Though Szalavitz explained that the drivers who participated were not threatened with legal action, she also points out that the new research "likely under-represents the real rate of potentially performance-impairing drug use by drivers" people who are aware of their state of intoxication probably aren't going to pull over.
Source
Several states have legalized both same sex marriage and the use of marijuana. Is that Biblical?
Sure it is. Doesn't it say in Leviticus that homosexual's should be stoned?
See? We just THOUGHT we understood that verse!
On the basis of cognate pronunciation and Septuagint readings, some identify Keneh bosem with the English and Greek cannabis, the hemp plant. Most biblical authorities and commentators also identify the keneh bosem as the cane balsam[21] of the plant variously referred to as sweet cane, sweet flag, or calamus.

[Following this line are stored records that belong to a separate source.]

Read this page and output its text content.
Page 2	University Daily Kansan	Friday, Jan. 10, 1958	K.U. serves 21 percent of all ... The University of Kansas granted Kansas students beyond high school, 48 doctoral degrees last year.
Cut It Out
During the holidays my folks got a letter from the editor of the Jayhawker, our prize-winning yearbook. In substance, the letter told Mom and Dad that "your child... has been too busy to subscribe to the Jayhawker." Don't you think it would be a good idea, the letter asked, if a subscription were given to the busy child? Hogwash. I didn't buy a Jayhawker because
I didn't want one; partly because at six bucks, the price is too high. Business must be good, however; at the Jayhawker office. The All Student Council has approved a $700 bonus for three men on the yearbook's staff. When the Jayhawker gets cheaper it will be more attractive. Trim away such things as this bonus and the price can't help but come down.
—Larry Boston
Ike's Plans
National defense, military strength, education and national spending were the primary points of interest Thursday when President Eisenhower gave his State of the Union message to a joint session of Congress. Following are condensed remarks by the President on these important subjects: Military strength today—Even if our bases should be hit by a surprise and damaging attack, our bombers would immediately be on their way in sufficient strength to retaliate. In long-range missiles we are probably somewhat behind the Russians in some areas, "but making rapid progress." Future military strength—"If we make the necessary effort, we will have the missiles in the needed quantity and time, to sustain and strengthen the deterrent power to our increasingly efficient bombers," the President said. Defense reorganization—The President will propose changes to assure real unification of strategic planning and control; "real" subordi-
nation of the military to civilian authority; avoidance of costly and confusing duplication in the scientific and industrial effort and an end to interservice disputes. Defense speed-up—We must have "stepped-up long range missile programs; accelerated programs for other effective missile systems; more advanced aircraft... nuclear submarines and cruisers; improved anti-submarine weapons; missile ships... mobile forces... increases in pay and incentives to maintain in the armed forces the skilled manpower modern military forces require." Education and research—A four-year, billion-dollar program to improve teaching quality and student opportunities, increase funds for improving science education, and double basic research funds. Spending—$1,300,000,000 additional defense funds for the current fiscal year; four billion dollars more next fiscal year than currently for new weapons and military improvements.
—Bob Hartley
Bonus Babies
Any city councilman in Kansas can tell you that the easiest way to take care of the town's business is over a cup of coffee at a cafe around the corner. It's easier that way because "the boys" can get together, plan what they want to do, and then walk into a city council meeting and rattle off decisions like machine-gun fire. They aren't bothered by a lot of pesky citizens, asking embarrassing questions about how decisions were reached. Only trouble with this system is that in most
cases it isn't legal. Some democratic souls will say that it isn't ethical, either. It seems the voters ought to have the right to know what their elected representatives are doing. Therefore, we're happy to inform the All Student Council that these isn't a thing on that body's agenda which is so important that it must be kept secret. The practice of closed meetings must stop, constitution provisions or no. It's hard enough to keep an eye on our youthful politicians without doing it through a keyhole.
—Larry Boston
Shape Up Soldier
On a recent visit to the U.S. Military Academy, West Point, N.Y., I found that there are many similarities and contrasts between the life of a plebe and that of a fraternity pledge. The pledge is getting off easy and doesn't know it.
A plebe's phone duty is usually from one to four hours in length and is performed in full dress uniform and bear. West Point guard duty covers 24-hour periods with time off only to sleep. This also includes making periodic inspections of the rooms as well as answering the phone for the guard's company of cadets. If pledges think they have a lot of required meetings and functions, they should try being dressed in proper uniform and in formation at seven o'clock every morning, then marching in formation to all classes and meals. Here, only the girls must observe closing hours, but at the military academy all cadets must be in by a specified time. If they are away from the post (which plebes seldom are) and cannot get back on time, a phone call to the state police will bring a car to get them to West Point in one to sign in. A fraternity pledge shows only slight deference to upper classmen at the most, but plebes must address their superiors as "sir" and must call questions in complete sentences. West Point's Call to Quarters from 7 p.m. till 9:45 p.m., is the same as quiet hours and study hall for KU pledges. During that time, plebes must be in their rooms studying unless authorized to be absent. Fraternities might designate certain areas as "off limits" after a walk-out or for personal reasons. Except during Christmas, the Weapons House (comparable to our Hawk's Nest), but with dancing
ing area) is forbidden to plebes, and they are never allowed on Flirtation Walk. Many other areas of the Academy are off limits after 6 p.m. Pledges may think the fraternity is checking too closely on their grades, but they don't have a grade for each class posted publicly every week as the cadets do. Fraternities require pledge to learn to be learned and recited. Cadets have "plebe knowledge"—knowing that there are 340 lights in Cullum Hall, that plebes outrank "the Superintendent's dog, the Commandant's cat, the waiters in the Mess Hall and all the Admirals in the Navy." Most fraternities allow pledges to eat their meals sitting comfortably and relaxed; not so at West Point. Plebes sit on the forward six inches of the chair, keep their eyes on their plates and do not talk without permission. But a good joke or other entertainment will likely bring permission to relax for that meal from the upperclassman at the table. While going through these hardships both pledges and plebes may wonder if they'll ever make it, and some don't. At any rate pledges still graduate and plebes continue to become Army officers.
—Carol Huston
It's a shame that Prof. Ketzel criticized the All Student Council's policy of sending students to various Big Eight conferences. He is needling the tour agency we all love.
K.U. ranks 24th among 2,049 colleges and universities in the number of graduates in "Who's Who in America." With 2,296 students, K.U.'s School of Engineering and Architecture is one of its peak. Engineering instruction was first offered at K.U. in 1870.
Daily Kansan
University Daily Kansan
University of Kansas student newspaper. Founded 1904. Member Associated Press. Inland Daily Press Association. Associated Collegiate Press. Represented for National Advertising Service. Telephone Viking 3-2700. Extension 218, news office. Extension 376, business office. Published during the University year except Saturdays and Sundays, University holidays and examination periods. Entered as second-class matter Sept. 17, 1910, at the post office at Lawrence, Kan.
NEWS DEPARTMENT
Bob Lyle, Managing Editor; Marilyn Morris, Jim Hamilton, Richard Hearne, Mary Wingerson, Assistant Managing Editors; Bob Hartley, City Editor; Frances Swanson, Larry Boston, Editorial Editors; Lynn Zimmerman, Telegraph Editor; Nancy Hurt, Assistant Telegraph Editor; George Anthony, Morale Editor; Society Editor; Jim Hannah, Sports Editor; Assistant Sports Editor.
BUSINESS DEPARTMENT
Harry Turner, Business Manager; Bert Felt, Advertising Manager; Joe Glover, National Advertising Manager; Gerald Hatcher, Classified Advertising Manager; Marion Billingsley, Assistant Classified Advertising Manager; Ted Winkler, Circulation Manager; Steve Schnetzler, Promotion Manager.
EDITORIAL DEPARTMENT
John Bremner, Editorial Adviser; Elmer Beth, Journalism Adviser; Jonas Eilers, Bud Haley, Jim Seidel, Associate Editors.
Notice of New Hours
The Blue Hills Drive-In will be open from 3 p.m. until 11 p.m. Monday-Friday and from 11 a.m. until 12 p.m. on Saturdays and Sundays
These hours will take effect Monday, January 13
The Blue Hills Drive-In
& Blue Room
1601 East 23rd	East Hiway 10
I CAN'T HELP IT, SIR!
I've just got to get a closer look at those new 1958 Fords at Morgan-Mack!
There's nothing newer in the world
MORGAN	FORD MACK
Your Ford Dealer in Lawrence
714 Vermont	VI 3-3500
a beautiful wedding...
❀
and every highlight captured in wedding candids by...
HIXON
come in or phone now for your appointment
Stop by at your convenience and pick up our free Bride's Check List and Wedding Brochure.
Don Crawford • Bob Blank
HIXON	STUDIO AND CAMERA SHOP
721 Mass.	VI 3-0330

The Targum Onkelos, however, clearly translates this Hebrew kaneh bosem as Aramaic q'nei busma, which is the same phrase used in the Mishna (concerning textiles) to refer to hemp.[citation needed][22] Citing the Targum in his annotated Torah translation, The Living Torah, Rabbi Aryeh Kaplan notes cannabis as one among several other possible interpretations of keneh bosem as an ingredient in the holy anointing oil.[23]
The main advocate of the idea that kaneh bosm was cannabis was Sula Benet in her Early Diffusion and Folk Uses of Hemp (1967),[24] Benet identifies it as the hemp plant, or cannabis. Benet argues that in support of the theory that reads cannabis as an ingredient of the holy anointing oil is that most of the other ingredients, if not all, are also theorized to come from Central Asian lands in which, Benet claims, cannabis was frequently used for spiritual (Scythian) and medicinal use (sana of the Buddhist vinya shared by many ancient schools of Buddhism).